Народ придвинулся вплотную и глядел на Владимира Ильича. Владимир Ильич растерянно шарил глазами по лицам народной толпы. Он искал в них привычной угодливости, но всюду встречал глухие замкнутые взоры. Никто не желал ни признавать, ни понимать его.
Он гневно ударил кулаком по мрамору перил и воскликнул:
— Завоевания революции!
XXXV
Небо померкло. Цветы поникли своими головками и начали быстро, на глазах у всех, увядать. Вместо свежего аромата степи потянуло запахом пороха, дыма пожарищ, крови и мертвечины. Все сильнее пахло разлагающимися гнилыми телами, становилось трудно дышать. Из синей степь стала чёрной, потом мертвенно-бледной, сташа пятнами чернеть и проваливаться. Из расщелин и ям повалили страшные призраки...
Показались нелепые неграмотные надписи, страшные плакаты с уродливыми кровавыми рисунками. Рушилась красота русского языка, рушилось великое слово русское... Запакощивались детские сердца, и повалили вперёд дети революции. Шли младенцы, худые, сизые, рахитические, не знающие святого слова «мать». Шли подростки, покрытые розовыми пятнами сифилисной сыпи, шли девочки с провалившимися носами и несли на руках своих копошащихся красных детей.

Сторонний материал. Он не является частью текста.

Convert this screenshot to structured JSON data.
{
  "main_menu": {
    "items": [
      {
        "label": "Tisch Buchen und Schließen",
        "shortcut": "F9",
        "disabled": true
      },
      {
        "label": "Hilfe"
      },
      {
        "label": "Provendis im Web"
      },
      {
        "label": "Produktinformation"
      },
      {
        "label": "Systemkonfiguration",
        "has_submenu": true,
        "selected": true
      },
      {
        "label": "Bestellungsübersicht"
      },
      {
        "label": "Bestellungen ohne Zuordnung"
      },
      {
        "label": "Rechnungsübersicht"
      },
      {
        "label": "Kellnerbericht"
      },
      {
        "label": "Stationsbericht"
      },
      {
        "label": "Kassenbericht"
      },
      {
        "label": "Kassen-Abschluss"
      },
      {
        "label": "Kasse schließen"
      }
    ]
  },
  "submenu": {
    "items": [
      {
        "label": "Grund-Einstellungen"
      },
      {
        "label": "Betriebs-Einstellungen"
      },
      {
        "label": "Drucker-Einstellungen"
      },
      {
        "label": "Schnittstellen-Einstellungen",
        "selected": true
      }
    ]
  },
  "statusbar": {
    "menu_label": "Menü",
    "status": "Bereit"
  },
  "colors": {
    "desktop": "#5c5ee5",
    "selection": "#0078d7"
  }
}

Пакостная ругань оскверняла детские уста, и не святая невинность и непорочность была на них, но страшный вынужденный голодом разврат.
Содрогнулись рабочие, красноармейцы стали закрывать глаза и гневно сжимать кулаки.
А земля, лопаясь, как лопаются пузыри на поджариваемом мясе, выбрасывала новые страшные толпы завоеваний революции.
Показались трупы убитых городовых, и струями потекла к трибунам красная человеческая кровь.
Юноши-гимназисты в чёрных курточках и серых штанах, с ёжиком остриженными головами показались с пробитыми черепами, разможжёнными головами и простреленными грудями. Архиереи, кадеты, юнкера, девушки, студенты, офицеры, старые генералы, профессора, писатели, священники, старые казаки выдвигались из земли и шли плотными рядами. У одних были оторваны головы и они несли их на своих руках. У других на коже были вырезаны лампасы и погоны и вместо звёздочек в живое мясо были забиты гвозди. У третьих была содрана совсем кожа с рук, и они несли её в окровавленных пальцах, как перчатки. Иные были совершенно изуродованы и шли с ртами, заткнутыми окровавленными комками мяса. Показались мельницы с привязанными к крыльям обнажёнными людьми, показались люди, закопанные по шею в землю, показались заживо похороненные люди...
Их было так много, что степь стала вся закрыта ими. Кровь лилась ручьями, сливалась в потоки и реки и готова была затопить весь мраморный портик.
Шли рыдающие вдовы, шли матери, лишившиеся своих детей, шли бледные изнасилованные девушки с пустыми, ничего не видящими глазами. Шли завоевания революции.
Небо не радовало взора этих людей, цветов они не видали, радости не имели.
Показались толпы рабов, занятых ненужными работами. Послышались стоны и плачь, и их покрыло свирепое улюлюкание палачей, грозные окрики, похабная матерная ругань и нелепые обидные частушки.